By James Mickleboro: I think Rio Tinto could be a top option for ASX income investors in February. That's because China's reopening looks set to support robust demand for copper and iron ore, which bodes well for commodity prices.
In fact, as things stand, Rio Tinto is generating significant free cash flow, which is expected to underpin some big dividends in the near term.
Goldman Sachs, for example, is currently forecasting fully-franked dividends per share of US$4.40 (A$6.25) in FY 2023 and US$5.70 (A$8.10) in FY 2024. This equates to yields of 4.9% and 6.35%, respectively, at the time of writing.
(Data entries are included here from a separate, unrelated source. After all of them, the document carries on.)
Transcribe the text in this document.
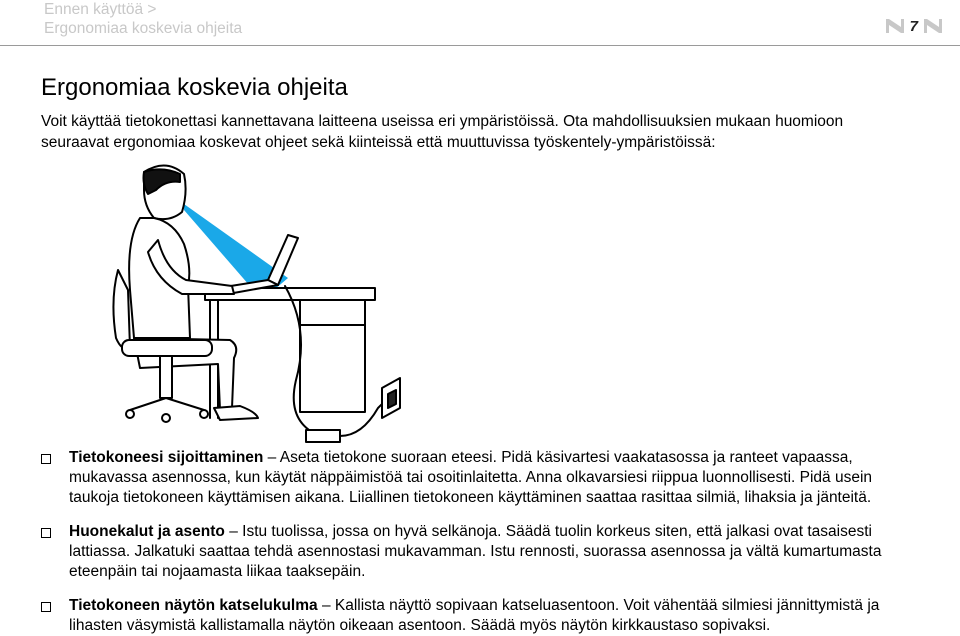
Ennen käyttöä >
Ergonomiaa koskevia ohjeita	7
Ergonomiaa koskevia ohjeita

Voit käyttää tietokonettasi kannettavana laitteena useissa eri ympäristöissä. Ota mahdollisuuksien mukaan huomioon
seuraavat ergonomiaa koskevat ohjeet sekä kiinteissä että muuttuvissa työskentely-ympäristöissä:

Tietokoneesi sijoittaminen – Aseta tietokone suoraan eteesi. Pidä käsivartesi vaakatasossa ja ranteet vapaassa,
mukavassa asennossa, kun käytät näppäimistöä tai osoitinlaitetta. Anna olkavarsiesi riippua luonnollisesti. Pidä usein
taukoja tietokoneen käyttämisen aikana. Liiallinen tietokoneen käyttäminen saattaa rasittaa silmiä, lihaksia ja jänteitä.
Huonekalut ja asento – Istu tuolissa, jossa on hyvä selkänoja. Säädä tuolin korkeus siten, että jalkasi ovat tasaisesti
lattiassa. Jalkatuki saattaa tehdä asennostasi mukavamman. Istu rennosti, suorassa asennossa ja vältä kumartumasta
eteenpäin tai nojaamasta liikaa taaksepäin.
Tietokoneen näytön katselukulma – Kallista näyttö sopivaan katseluasentoon. Voit vähentää silmiesi jännittymistä ja
lihasten väsymistä kallistamalla näytön oikeaan asentoon. Säädä myös näytön kirkkaustaso sopivaksi.
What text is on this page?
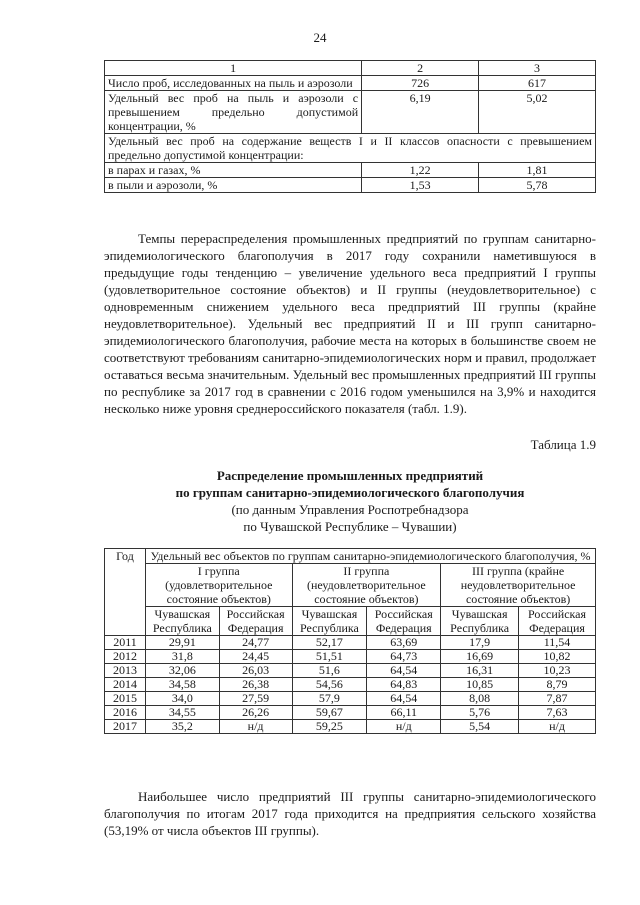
24
1	2	3
Число проб, исследованных на пыль и аэрозоли	726	617
Удельный вес проб на пыль и аэрозоли с превышением предельно допустимой концентрации, %	6,19	5,02
Удельный вес проб на содержание веществ I и II классов опасности с превышением предельно допустимой концентрации:		
в парах и газах, %	1,22	1,81
в пыли и аэрозоли, %	1,53	5,78

Темпы перераспределения промышленных предприятий по группам санитарно-эпидемиологического благополучия в 2017 году сохранили наметившуюся в предыдущие годы тенденцию – увеличение удельного веса предприятий I группы (удовлетворительное состояние объектов) и II группы (неудовлетворительное) с одновременным снижением удельного веса предприятий III группы (крайне неудовлетворительное). Удельный вес предприятий II и III групп санитарно-эпидемиологического благополучия, рабочие места на которых в большинстве своем не соответствуют требованиям санитарно-эпидемиологических норм и правил, продолжает оставаться весьма значительным. Удельный вес промышленных предприятий III группы по республике за 2017 год в сравнении с 2016 годом уменьшился на 3,9% и находится несколько ниже уровня среднероссийского показателя (табл. 1.9).

Таблица 1.9
Распределение промышленных предприятий
по группам санитарно-эпидемиологического благополучия
(по данным Управления Роспотребнадзора
по Чувашской Республике – Чувашии)
Год	Удельный вес объектов по группам санитарно-эпидемиологического благополучия, %					
	I группа (удовлетворительное состояние объектов)		II группа (неудовлетворительное состояние объектов)		III группа (крайне неудовлетворительное состояние объектов)	
	Чувашская Республика	Российская Федерация	Чувашская Республика	Российская Федерация	Чувашская Республика	Российская Федерация
2011	29,91	24,77	52,17	63,69	17,9	11,54
2012	31,8	24,45	51,51	64,73	16,69	10,82
2013	32,06	26,03	51,6	64,54	16,31	10,23
2014	34,58	26,38	54,56	64,83	10,85	8,79
2015	34,0	27,59	57,9	64,54	8,08	7,87
2016	34,55	26,26	59,67	66,11	5,76	7,63
2017	35,2	н/д	59,25	н/д	5,54	н/д

Наибольшее число предприятий III группы санитарно-эпидемиологического благополучия по итогам 2017 года приходится на предприятия сельского хозяйства (53,19% от числа объектов III группы).
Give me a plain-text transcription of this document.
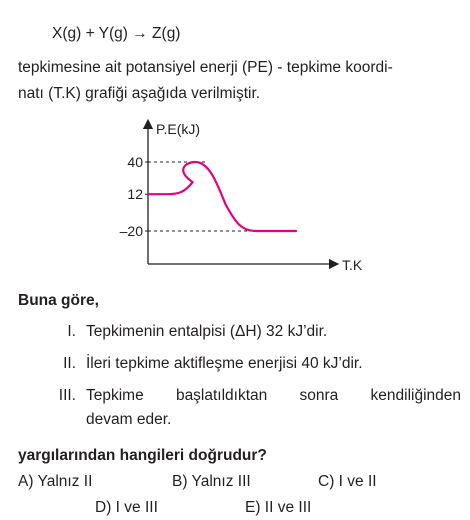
X(g) + Y(g) → Z(g)
tepkimesine ait potansiyel enerji (PE) - tepkime koordi-
natı (T.K) grafiği aşağıda verilmiştir.
P.E(kJ)
T.K
40
12
–20
Buna göre,
I. Tepkimenin entalpisi (ΔH) 32 kJ’dir.
II. İleri tepkime aktifleşme enerjisi 40 kJ’dir.
III. Tepkime başlatıldıktan sonra kendiliğinden
devam eder.
yargılarından hangileri doğrudur?
A) Yalnız II	B) Yalnız III	C) I ve II
D) I ve III	E) II ve III
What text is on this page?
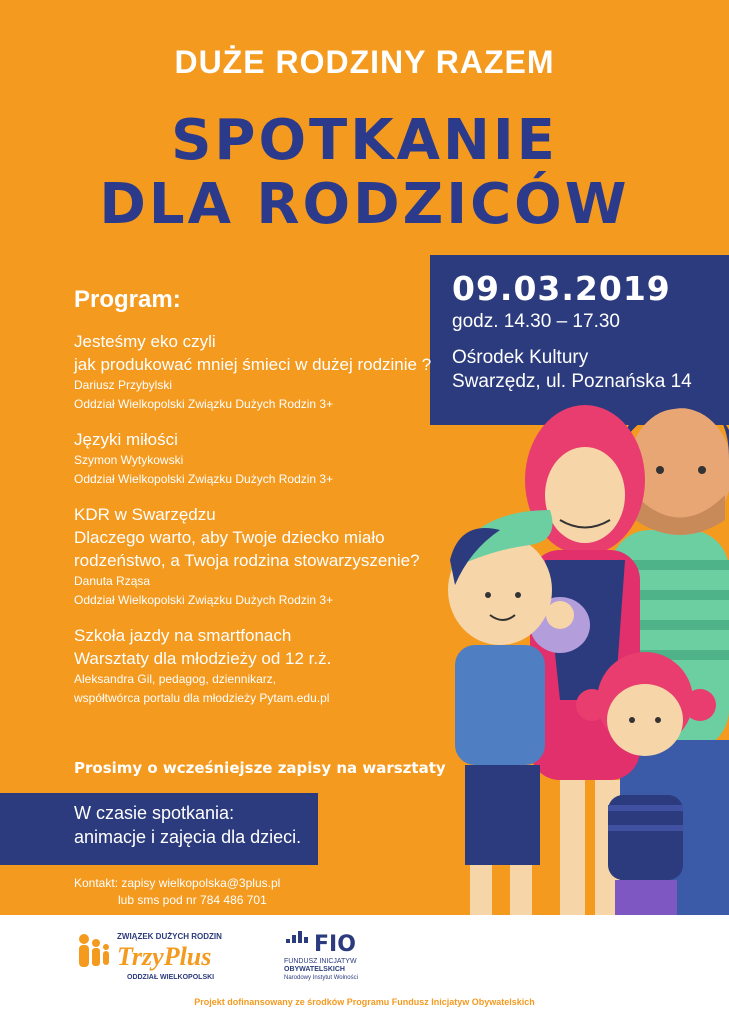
DUŻE RODZINY RAZEM
SPOTKANIE
DLA RODZICÓW
09.03.2019
godz. 14.30 – 17.30
Ośrodek Kultury
Swarzędz, ul. Poznańska 14
Program:
Jesteśmy eko czyli
jak produkować mniej śmieci w dużej rodzinie ?
Dariusz Przybylski
Oddział Wielkopolski Związku Dużych Rodzin 3+
Języki miłości
Szymon Wytykowski
Oddział Wielkopolski Związku Dużych Rodzin 3+
KDR w Swarzędzu
Dlaczego warto, aby Twoje dziecko miało
rodzeństwo, a Twoja rodzina stowarzyszenie?
Danuta Rząsa
Oddział Wielkopolski Związku Dużych Rodzin 3+
Szkoła jazdy na smartfonach
Warsztaty dla młodzieży od 12 r.ż.
Aleksandra Gil, pedagog, dziennikarz,
współtwórca portalu dla młodzieży Pytam.edu.pl
Prosimy o wcześniejsze zapisy na warsztaty
W czasie spotkania:
animacje i zajęcia dla dzieci.
Kontakt: zapisy wielkopolska@3plus.pl
lub sms pod nr 784 486 701
ZWIĄZEK DUŻYCH RODZIN
TrzyPlus
ODDZIAŁ WIELKOPOLSKI
FIO
FUNDUSZ INICJATYW
OBYWATELSKICH
Narodowy Instytut Wolności
Projekt dofinansowany ze środków Programu Fundusz Inicjatyw Obywatelskich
Goldman has a buy rating and a $134.40 price target on the mining giant's shares.
Motley Fool contributor James Mickleboro does not own shares in Rio Tinto Ltd.
ANZ Group Holdings Ltd
What it does: The ANZ we know and, arguably, love was born more than 50 years ago and is now one of Australia's 'big four' ASX 200 banks. Nowadays, it provides banking and financial services to millions of retail and business customers across 32 markets.
By Brooke Cooper: ANZ is both the highest-yielding and cheapest of the big four banks on a price-to-earnings (P/E) ratio basis. It currently boasts a 5.9% dividend yield and a P/E ratio of 10.65, according to CommSec data.
I also like the company's proposed acquisition of Suncorp Group Ltd (ASX: SUN)'s banking division – set to bring greater exposure to the Queensland market. The sunshine state was crowned Australia's best-performing economy by CommSec's latest State of the States report.
Finally, ANZ is favoured by both Macquarie and Citi. They each have an equivalent buy rating on the stock, while the latter has given it a $29.25 price target and expects the bank to grow its dividends in the future.
Motley Fool contributor Brooke Cooper does not own shares in ANZ Group Holdings Ltd or Suncorp Group Ltd.
Commonwealth Bank of Australia
What it does: CBA provides a range of financial services including retail and business banking, funds management, superannuation, insurance, and broking services. With a market cap of some $185 billion, it's Australia's largest bank and the second-biggest stock trading on the ASX.
By Bernd Struben: CBA is well-respected as a long-term, reliable dividend stock.
The bank has delivered two fully franked dividends per year for well over a decade, including during the pandemic-addled 2020 market turmoil.
CommBank also offers a dividend reinvestment plan (DRP).
At the current share price, CBA pays a 3.6% trailing dividend yield, having paid out $3.85 per share in 2022. But that could well grow.
Morgan Stanley is forecasting the CBA dividend to increase the most of any of the big four banks this year to $4.50 per share, up 17% year on year.
The CBA share price has also been a strong performer, gaining almost 9% so far in 2023 and around 17.2% over the past 12 months.
Motley Fool contributor Bernd Struben does not own shares in Commonwealth Bank of Australia.